Interface SupportsMetadataColumns

All Superinterfaces:
Table

@Evolving public interface SupportsMetadataColumns extends Table
An interface for exposing data columns for a table that are not in the table schema. For example, a file source could expose a "file" column that contains the path of the file that contained each row.

The columns returned by metadataColumns() may be passed as StructField in requested projections. Sources that implement this interface and column projection using SupportsPushDownRequiredColumns must accept metadata fields passed to SupportsPushDownRequiredColumns.pruneColumns(StructType).

If a table column and a metadata column have the same name, the conflict is resolved by either renaming or suppressing the metadata column. See canRenameConflictingMetadataColumns().

Since:
3.1.0
  • Method Details

    • metadataColumns

      MetadataColumn[] metadataColumns()
      Metadata columns that are supported by this Table.

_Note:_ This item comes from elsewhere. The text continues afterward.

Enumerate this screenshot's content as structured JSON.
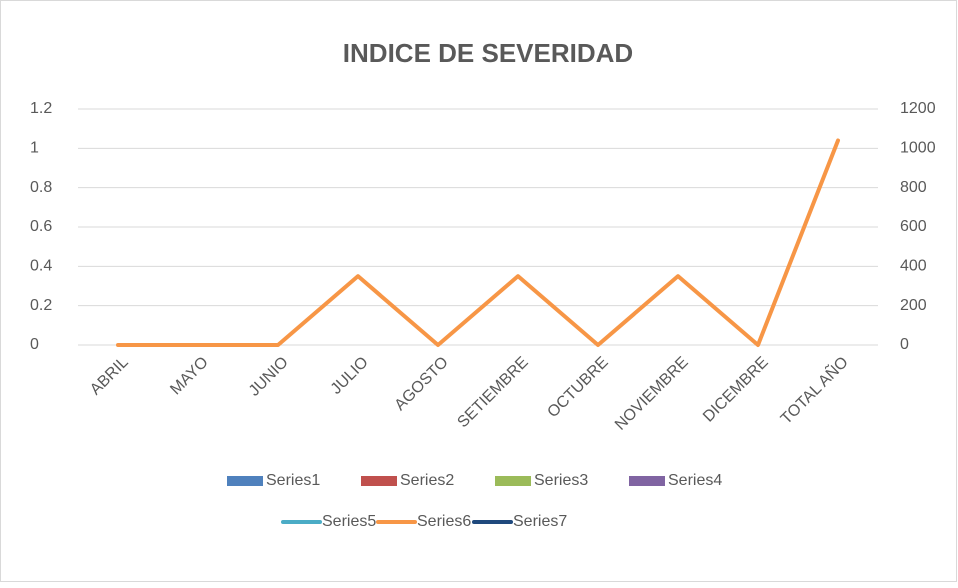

      The columns returned by this method may be passed as StructField in requested projections using SupportsPushDownRequiredColumns.pruneColumns(StructType).

      If a table column and a metadata column have the same name, the conflict is resolved by either renaming or suppressing the metadata column. See canRenameConflictingMetadataColumns().

      Returns:
      an array of MetadataColumn
    • canRenameConflictingMetadataColumns

      default boolean canRenameConflictingMetadataColumns()
      Determines how this data source handles name conflicts between metadata and data columns.

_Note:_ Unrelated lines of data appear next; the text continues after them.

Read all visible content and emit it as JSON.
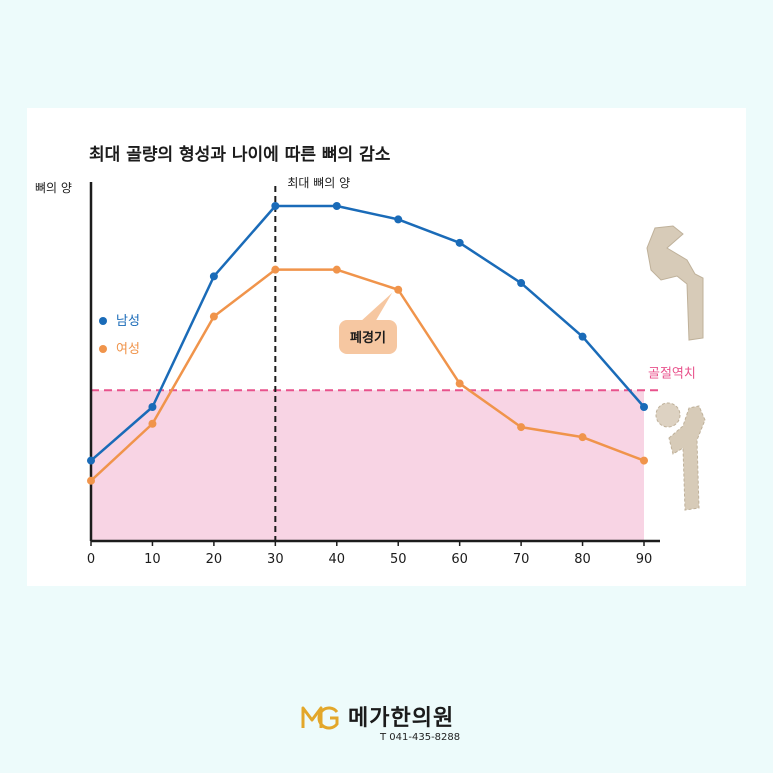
{
  "chart_data": {
    "type": "line",
    "title": "최대 골량의 형성과 나이에 따른 뼈의 감소",
    "ylabel": "뼈의 양",
    "xlabel": "",
    "x": [
      0,
      10,
      20,
      30,
      40,
      50,
      60,
      70,
      80,
      90
    ],
    "xlim": [
      0,
      90
    ],
    "ylim": [
      0,
      100
    ],
    "series": [
      {
        "name": "남성",
        "color": "#1a6bb8",
        "values": [
          24,
          40,
          79,
          100,
          100,
          96,
          89,
          77,
          61,
          40
        ]
      },
      {
        "name": "여성",
        "color": "#f0944b",
        "values": [
          18,
          35,
          67,
          81,
          81,
          75,
          47,
          34,
          31,
          24
        ]
      }
    ],
    "legend_position": "left",
    "annotations": {
      "peak_label": "최대 뼈의 양",
      "peak_x": 30,
      "menopause_label": "폐경기",
      "menopause_x": 50,
      "threshold_label": "골절역치",
      "threshold_y": 45
    },
    "colors": {
      "fracture_zone": "#f8d4e4",
      "threshold_line": "#e8528c",
      "menopause_box": "#f6c7a1"
    },
    "icons": [
      "healthy-femur-icon",
      "osteoporotic-femur-icon"
    ]
  },
  "brand": {
    "name": "메가한의원",
    "phone": "T 041-435-8288",
    "logo": "mg-logo-icon",
    "color": "#e3a72a"
  }
}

      If true, spark will automatically rename the metadata column to resolve the conflict. End users can reliably select metadata columns (renamed or not) with Dataset.metadataColumn, and internal code can use MetadataAttributeWithLogicalName to extract the logical name from a metadata attribute.

      If false, the data column will hide the metadata column. It is recommended that Table implementations which do not support renaming should reject data column names that conflict with metadata column names.